SIPMSY_120106_190
Existing comment:
Bulk Mail Centers -- Streamlining the mail flow:
Lots of businesses send out millions of pieces of mail -- from magazines to sweepstakes entries -- sometimes in a single day. The USPS has worked out a system with businesses like this so they take on some of the work of preparing and sorting the mail, and the USPS gives them a discount on the postage. Take a magazine, for example.

Judy Franklin's aunt and uncle buy her a subscription to the new Nintendo Power Magazine for her 11th birthday. They mail in the subscription request, and the magazine's distributor is notified to add the Franklin residence in Norman, OK, to the list of recipients.
The company that mails Nintendo Power prints postage and an address label [on] each copy, and sorts the magazines to the first three digits of their ZIP Codes before stacking them on a pallet. These pallets are then shipped to the nearest Bulk Mail Center.

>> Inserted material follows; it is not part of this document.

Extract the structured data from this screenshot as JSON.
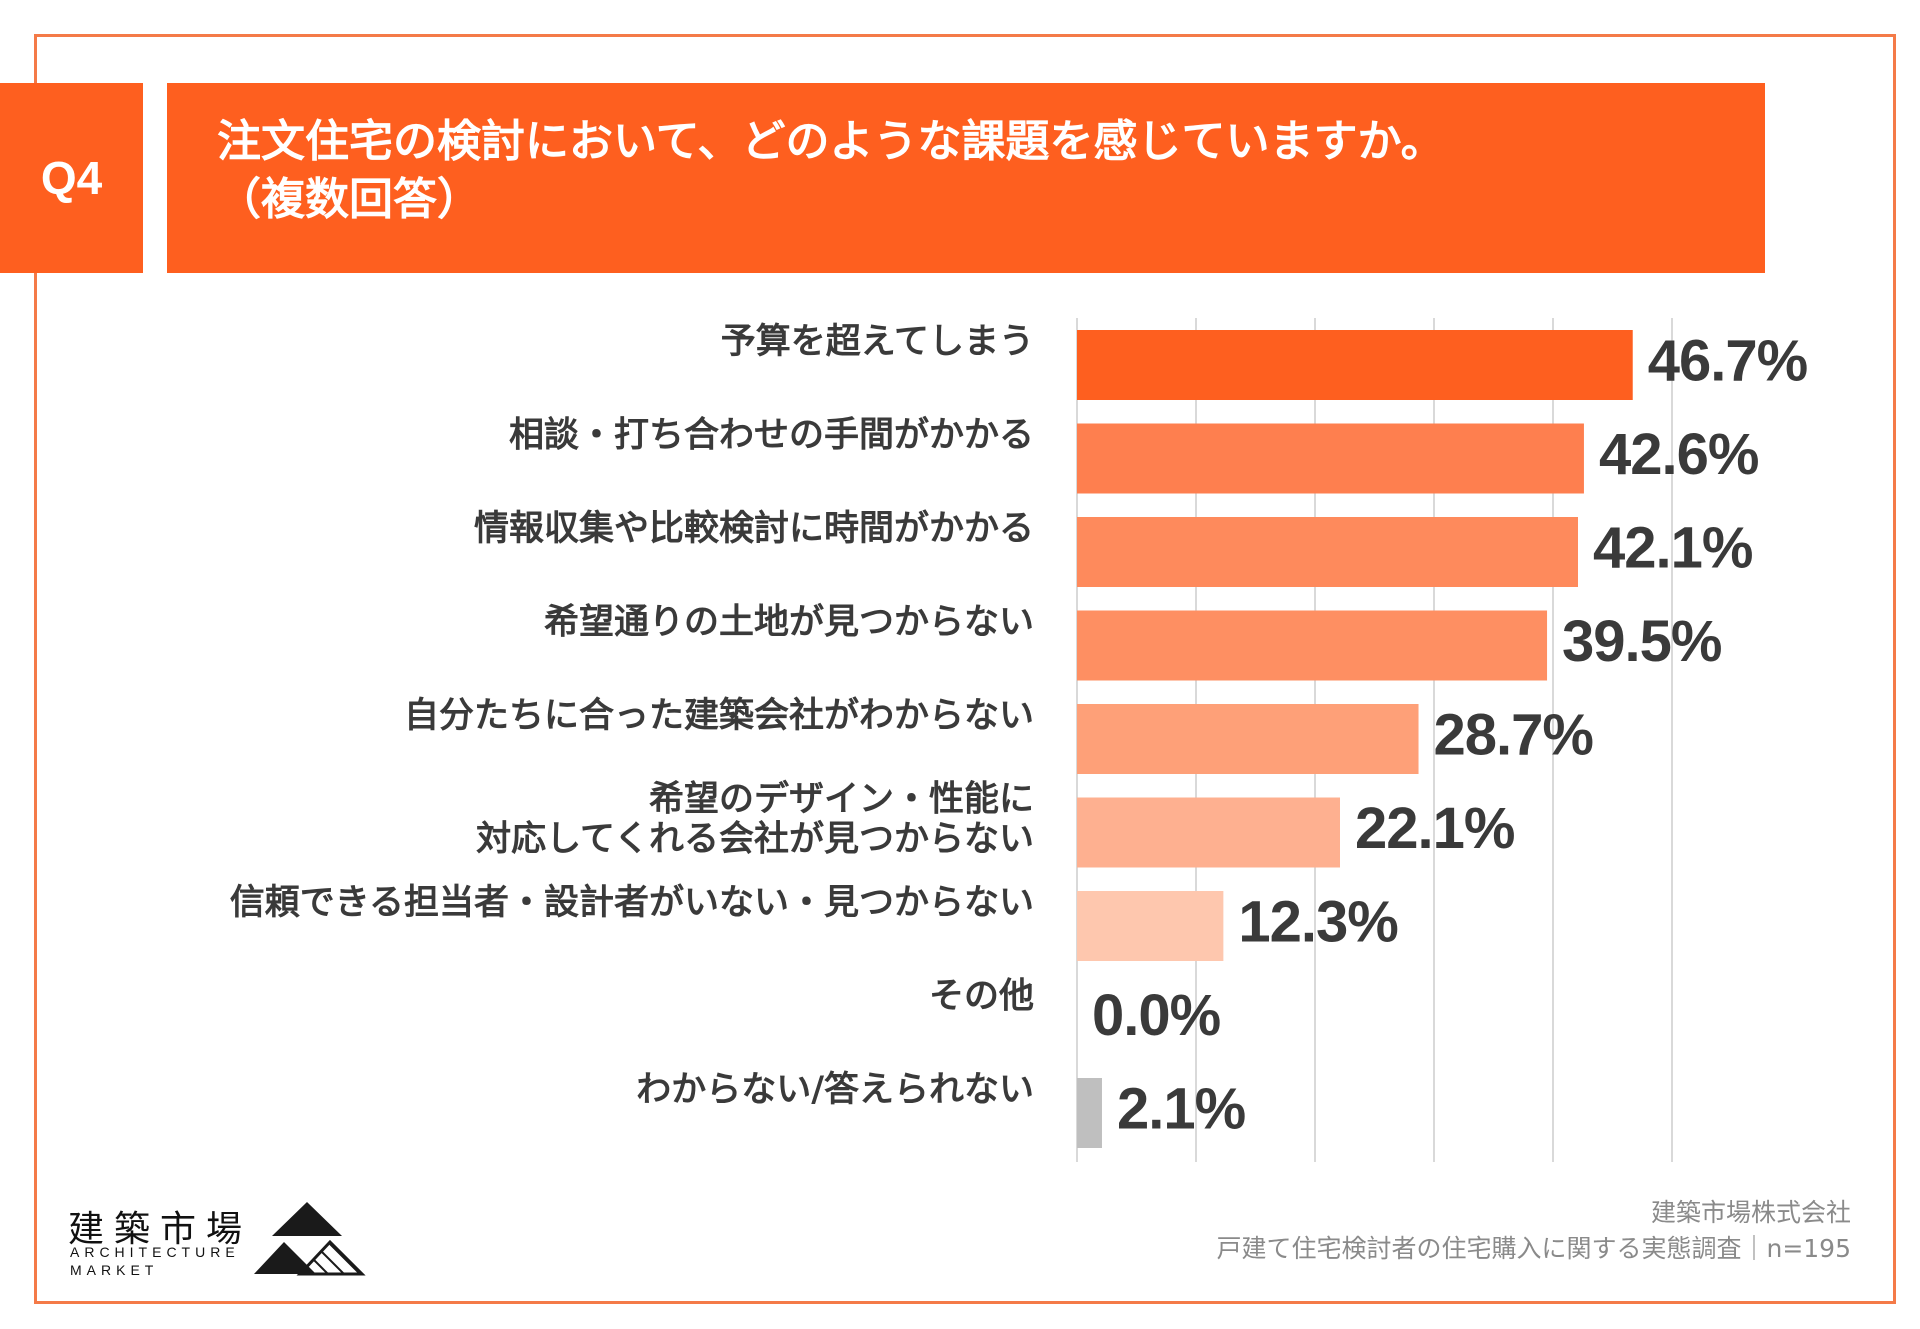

At the Bulk Mail Center, the pallet is spot-checked to make sure that the mailer has been accurate about the number of magazines shipped, weight, etc. The magazines are then sorted there, and shipped out to different postal facilities across the country. Judy's magazine goes to the Norman, OK Processing and Distribution Center, where the magazine is sorted into the rest of the mail stream and sorted down to the appropriate local post office.

Twenty-one of the new Bulk Mail Centers were built in the 1980s. The Postal Service hoped to keep up with the rising ride of commercial mass mailings by crisscrossing the nation with a network of specialized centers, and by implementing pricing policies that encouraged mailers to carry some of the burden of sorting and transporting the mail.